Junto con la memoria oral, ocupó un rol importante en esta investigación el archivo de prensa atesorado por Mario y Maggie a lo largo de los años, los cambios de casa, de ciudad. Cómo no valorar esos textos, desde la humilde cartelera diaria a las elaboradas críticas y reportajes, pasando por entrevistas y notas de diverso tamaño. Esas publicaciones me permitieron armar una suerte de radiografía de la música de los 80, amén de recuperar intenciones y objetivos de creadores, creadoras y productores. Y, de paso, dieron cuenta de la relevancia de los archivos periodísticos, así como de los fotográficos, ya sea de personas o de instituciones.
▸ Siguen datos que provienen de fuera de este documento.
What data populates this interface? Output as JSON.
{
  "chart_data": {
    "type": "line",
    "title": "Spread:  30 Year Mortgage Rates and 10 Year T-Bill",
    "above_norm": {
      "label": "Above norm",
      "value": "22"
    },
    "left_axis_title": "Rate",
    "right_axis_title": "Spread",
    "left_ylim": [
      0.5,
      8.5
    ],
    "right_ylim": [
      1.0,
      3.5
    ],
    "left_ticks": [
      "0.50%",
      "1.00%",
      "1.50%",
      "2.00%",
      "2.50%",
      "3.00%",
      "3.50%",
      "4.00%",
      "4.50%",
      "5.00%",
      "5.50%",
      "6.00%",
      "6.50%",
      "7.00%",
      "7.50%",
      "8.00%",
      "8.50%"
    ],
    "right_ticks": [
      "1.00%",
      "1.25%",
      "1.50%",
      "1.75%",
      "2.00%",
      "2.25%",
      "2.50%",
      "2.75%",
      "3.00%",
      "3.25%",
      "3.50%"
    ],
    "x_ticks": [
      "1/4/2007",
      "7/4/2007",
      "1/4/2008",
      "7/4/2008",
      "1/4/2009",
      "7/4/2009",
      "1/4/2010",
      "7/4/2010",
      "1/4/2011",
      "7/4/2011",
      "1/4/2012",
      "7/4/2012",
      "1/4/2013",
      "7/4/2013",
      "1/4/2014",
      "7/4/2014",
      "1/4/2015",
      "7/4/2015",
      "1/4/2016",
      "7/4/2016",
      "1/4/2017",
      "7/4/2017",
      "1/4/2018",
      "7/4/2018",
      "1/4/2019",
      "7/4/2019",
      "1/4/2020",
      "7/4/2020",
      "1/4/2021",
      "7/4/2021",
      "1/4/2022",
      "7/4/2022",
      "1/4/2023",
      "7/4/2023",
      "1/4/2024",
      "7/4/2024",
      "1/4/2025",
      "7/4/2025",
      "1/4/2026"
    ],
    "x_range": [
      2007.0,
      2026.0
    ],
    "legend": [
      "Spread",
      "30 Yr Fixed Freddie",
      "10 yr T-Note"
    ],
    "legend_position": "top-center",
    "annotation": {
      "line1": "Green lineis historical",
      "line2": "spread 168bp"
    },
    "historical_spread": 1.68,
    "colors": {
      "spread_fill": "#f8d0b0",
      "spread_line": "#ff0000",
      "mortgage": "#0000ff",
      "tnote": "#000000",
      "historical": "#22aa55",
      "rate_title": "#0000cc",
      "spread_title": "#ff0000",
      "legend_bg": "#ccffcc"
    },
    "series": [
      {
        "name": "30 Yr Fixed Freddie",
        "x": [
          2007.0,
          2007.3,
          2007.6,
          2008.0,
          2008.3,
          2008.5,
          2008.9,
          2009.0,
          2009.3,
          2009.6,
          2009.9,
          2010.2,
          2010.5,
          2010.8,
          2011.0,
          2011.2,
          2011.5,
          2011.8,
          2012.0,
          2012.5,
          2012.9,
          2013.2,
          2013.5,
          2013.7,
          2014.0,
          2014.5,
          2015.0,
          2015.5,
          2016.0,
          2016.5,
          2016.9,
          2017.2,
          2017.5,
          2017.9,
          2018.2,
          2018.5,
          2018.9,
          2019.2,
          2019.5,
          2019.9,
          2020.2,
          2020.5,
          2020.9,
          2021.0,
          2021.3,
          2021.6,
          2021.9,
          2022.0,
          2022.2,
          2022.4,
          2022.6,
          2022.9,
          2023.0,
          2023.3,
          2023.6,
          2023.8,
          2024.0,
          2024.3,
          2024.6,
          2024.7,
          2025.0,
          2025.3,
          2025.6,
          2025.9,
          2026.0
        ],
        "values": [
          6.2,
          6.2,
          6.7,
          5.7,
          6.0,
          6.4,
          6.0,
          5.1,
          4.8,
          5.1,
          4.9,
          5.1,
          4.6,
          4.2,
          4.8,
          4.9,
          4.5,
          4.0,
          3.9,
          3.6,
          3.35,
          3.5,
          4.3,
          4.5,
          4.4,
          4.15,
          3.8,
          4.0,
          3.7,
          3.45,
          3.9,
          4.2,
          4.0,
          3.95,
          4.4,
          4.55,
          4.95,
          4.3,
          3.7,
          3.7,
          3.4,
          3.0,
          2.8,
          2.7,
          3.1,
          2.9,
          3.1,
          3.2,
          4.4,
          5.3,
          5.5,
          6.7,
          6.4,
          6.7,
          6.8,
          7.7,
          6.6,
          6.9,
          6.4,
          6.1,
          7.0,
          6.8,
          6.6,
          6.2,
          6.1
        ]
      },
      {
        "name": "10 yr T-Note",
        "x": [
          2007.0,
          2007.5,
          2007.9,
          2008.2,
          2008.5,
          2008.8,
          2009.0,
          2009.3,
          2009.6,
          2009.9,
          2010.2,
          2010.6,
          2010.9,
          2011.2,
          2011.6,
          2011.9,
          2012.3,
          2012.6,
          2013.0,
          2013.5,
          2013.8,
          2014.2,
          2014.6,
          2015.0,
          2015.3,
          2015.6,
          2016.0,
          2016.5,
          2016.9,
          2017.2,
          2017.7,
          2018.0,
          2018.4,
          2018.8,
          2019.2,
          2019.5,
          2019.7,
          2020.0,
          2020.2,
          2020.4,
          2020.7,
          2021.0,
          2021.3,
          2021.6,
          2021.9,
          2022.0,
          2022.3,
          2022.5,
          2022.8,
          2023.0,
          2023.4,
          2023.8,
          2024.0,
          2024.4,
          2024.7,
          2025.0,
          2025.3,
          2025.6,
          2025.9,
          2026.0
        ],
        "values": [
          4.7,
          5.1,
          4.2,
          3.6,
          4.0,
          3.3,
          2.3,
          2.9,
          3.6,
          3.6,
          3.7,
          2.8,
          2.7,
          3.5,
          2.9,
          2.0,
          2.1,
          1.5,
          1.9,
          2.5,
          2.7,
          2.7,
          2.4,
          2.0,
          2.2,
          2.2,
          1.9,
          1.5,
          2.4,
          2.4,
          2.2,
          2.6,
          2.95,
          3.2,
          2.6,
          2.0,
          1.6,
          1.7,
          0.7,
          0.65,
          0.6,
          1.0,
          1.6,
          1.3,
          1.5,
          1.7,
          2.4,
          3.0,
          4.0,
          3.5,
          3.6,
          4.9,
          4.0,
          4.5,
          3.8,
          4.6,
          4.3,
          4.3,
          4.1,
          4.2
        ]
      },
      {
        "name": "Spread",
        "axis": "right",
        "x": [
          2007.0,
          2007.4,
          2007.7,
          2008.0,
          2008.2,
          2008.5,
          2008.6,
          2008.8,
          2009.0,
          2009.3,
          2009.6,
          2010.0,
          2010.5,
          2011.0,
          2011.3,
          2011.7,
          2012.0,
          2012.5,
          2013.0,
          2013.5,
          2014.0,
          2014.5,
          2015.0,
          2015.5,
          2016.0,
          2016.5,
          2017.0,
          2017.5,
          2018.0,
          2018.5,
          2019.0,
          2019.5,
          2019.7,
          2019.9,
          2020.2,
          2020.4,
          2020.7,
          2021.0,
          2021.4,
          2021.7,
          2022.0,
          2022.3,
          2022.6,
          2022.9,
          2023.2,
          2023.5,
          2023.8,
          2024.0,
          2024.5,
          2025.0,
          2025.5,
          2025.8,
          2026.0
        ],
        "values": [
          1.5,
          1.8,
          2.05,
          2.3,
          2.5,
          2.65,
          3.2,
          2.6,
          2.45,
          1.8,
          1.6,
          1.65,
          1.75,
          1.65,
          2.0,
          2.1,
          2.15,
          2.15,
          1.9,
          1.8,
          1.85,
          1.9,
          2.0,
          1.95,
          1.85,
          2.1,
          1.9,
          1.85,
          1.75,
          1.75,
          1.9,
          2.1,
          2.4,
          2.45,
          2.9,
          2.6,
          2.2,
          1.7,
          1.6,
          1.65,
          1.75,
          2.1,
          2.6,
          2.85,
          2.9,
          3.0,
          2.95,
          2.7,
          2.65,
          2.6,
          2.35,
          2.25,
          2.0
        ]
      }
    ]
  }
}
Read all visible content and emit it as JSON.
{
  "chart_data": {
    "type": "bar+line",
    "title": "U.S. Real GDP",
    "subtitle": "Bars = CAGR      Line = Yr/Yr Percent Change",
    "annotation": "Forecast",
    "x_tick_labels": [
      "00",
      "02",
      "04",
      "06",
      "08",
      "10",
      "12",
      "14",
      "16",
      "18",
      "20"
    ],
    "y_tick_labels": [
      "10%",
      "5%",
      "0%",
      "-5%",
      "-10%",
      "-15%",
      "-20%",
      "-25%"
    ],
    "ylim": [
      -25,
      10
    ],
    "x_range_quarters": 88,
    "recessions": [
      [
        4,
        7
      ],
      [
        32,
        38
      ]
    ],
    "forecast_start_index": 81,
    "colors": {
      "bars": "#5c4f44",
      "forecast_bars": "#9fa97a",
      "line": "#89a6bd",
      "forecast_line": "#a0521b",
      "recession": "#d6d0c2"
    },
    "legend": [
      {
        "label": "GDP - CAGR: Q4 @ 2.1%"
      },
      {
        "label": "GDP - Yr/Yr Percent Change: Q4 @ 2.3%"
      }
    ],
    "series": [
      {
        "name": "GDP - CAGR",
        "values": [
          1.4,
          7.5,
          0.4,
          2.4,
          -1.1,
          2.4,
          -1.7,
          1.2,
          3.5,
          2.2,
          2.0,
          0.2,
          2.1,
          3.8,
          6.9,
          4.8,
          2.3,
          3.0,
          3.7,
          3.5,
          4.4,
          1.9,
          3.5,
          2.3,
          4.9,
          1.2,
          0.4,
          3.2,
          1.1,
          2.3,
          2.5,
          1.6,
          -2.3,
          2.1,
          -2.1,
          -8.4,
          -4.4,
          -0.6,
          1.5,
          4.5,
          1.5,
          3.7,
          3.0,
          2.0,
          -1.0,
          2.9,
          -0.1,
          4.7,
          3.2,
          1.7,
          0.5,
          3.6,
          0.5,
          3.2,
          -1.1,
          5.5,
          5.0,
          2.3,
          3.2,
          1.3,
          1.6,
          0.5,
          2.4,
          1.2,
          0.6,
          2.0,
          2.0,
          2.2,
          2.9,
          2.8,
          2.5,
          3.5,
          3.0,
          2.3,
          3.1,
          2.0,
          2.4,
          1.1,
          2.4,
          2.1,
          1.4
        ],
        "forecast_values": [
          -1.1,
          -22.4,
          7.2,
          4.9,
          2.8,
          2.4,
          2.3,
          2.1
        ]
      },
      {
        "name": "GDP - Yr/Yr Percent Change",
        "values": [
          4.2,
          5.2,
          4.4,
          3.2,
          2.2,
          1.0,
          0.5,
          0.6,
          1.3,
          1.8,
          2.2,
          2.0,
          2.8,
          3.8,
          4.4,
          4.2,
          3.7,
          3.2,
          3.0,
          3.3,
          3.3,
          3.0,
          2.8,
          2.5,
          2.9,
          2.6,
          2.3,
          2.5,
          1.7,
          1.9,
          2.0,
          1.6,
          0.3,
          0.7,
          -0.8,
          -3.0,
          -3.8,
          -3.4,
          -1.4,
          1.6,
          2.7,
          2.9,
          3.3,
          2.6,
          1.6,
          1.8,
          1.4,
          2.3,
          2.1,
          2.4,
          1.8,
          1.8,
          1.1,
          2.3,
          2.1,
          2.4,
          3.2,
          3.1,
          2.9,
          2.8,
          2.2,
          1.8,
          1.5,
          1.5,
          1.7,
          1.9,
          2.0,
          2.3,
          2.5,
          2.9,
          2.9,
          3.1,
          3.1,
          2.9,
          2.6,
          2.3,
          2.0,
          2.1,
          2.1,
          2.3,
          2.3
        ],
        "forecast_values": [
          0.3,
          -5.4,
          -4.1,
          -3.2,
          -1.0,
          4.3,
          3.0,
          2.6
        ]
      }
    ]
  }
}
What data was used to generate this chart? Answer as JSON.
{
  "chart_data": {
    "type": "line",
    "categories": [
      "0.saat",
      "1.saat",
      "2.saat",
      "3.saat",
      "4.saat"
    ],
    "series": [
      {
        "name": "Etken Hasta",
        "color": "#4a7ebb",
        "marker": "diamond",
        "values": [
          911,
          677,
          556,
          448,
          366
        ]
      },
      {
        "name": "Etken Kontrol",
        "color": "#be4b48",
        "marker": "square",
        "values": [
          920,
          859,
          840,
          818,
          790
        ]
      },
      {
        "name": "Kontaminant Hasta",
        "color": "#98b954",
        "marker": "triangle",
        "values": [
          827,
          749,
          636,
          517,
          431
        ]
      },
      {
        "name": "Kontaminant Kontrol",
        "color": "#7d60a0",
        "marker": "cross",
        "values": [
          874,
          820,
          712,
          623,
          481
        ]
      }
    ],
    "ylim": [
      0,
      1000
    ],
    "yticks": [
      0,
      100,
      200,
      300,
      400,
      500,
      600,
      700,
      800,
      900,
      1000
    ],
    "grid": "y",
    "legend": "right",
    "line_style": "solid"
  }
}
En este último caso, agradezco la agilidad y acuciosidad de las y los profesionales del Archivo Nacional Administrativo, que conserva el fondo fotográfico del diario Fortín Mapocho, así como del Centro de Documentación e Informaciones (CDI) de Copesa y de la Biblioteca Nacional que recibiera el legado del sello Alerce.

Para no cansar con la reiteración de las referencias, solo las declaraciones aparecidas en medios o las citas de libros irán con su correspondiente identificación. No así las que correspondan a entrevistas realizadas directamente por mí. Para dejar este tema zanjado, al final aparecerá la lista de ellas con la fecha y el formato usado para llevarlas a cabo.

Las voces de quienes gestionaron este espacio acotado -y a la vez inmenso y casi inabarcable- que fue el Café del Cerro, así como las de quienes lo habitaron, jugando diferentes roles dentro y fuera del escenario, es el material central de este libro. A todos y todas quienes aceptaron recorrer el camino de vuelta a esos años extraños, contradictoriamente brillantes y oscuros, les agradezco el tiempo y la emoción que permitieron que hoy usted retroceda y recuerde.

María Eugenia Meza Basaure Ñuñoa, 2021.